そしてこれは何故かは解らないんですが、ストレス感じそうな人物設定なのに(個人的に)ほとんど苛つかない。
私は映画を観ていてもこいつもう少し要領を押さえた言動できんのか…?とか普通に思ってしまうたちなので計算された何かがあるのだろうなぁと思います。ボー、凄い好きなキャラクターです。


そしてそのボーが暮らす街がやべえとしか言いようがないスラム街。全裸中年殺人鬼、絶対インターネットの皆が好きなやつでしょ。私もだよ。
今作は大きく四つのパートに分かれるのですが、何だかんだ最初のスラム街パートが一番好きかもしれない(勿論このあとに続くパートもとても面白くて好きなのですが)。
まるで玉が転げ落ちるかのようにあり得ない出来事が連鎖して起こるさまが観ていて本当に面白いです。

最初に観たときはポー(ボーではない)の「不条理の天使」を思い出しました。ややこしいな!
こちらは不条理を信じない、自分を過信しきっている男が主人公ですがあるミスからとんでもない運命の連鎖に巻き込まれるコメディでなんとなく通じるところがあると思います。そういやこいつも寝過ごすんだよな。

不安って生きている限りどうしても無くならないもので、うまく対処し続けることが人生の大きなタスクの一つなのだと思います。
そして親なら子どもの不安をできる限り取り除いてあげたいということも必然なのだろうなぁとも思うし、それは愛という名前でラベリングできるものなのでしょう。私は親ではないので想像ですが。
しかしどんなに取り除いても不安は0%にはならない。だから親の愛は適度にとどめなければならない。用法用量を超えたらきっと愛とは呼べなくなってしまうから。そんな作品だと感じました。

あとドストレートにネタバレを含むのですがめちゃくちゃ好きなシーンがあるのでふせったーのリンクを貼ります。

https://fse.tw/VuwPiwXu#all


ゴア表現とかは前二作に比べると殆ど無くて、ホラー映画だと思って観ると確かに肩透かしだったんだけどコメディ映画としてはめちゃくちゃ面白かったな〜〜〜!!!
でも次回作はせめて二時間半位に…収まらない?

後日銀座のライブラリカフェ&バー「十誡」でのコラボカクテルも飲んできました。
https://www.zikkai.com/


ゴッドマザーというカクテルのアレンジで、ゼリーがお酒で白いのがココナッツミルクだったかな?

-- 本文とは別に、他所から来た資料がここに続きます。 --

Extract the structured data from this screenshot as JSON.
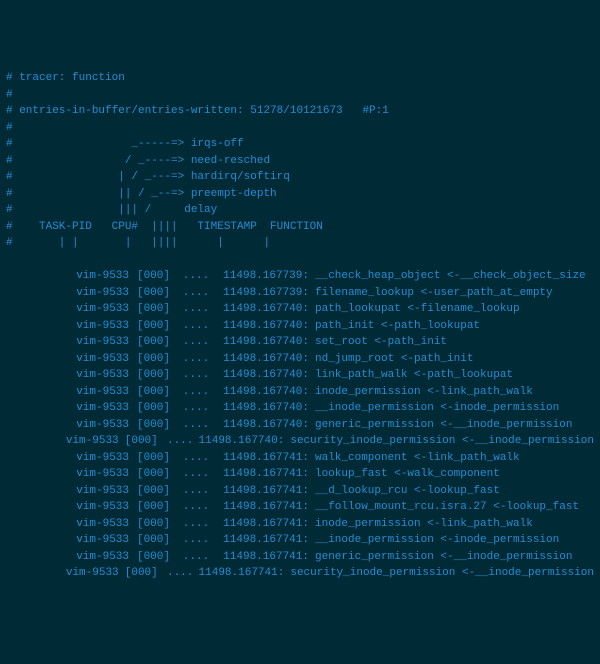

刺さっている飴は作中の梯子や木々を表していて、ミルクにとけるとボーのパジャマみたいな色になります、とのこと。

※ちょっと飲み進めたらこうなりました。加工してるけどたしかにボーのパジャマっぽかったです。

度数は確認しなかったのですが本を眺めながらゆっくり飲むのに丁度良かったです。

十誡は蔵書を読みながら飲食が出来るカフェバーで、アングラ、サブカル、ゴシック&ロリータに少しでもかする方は非常に刺さると思います。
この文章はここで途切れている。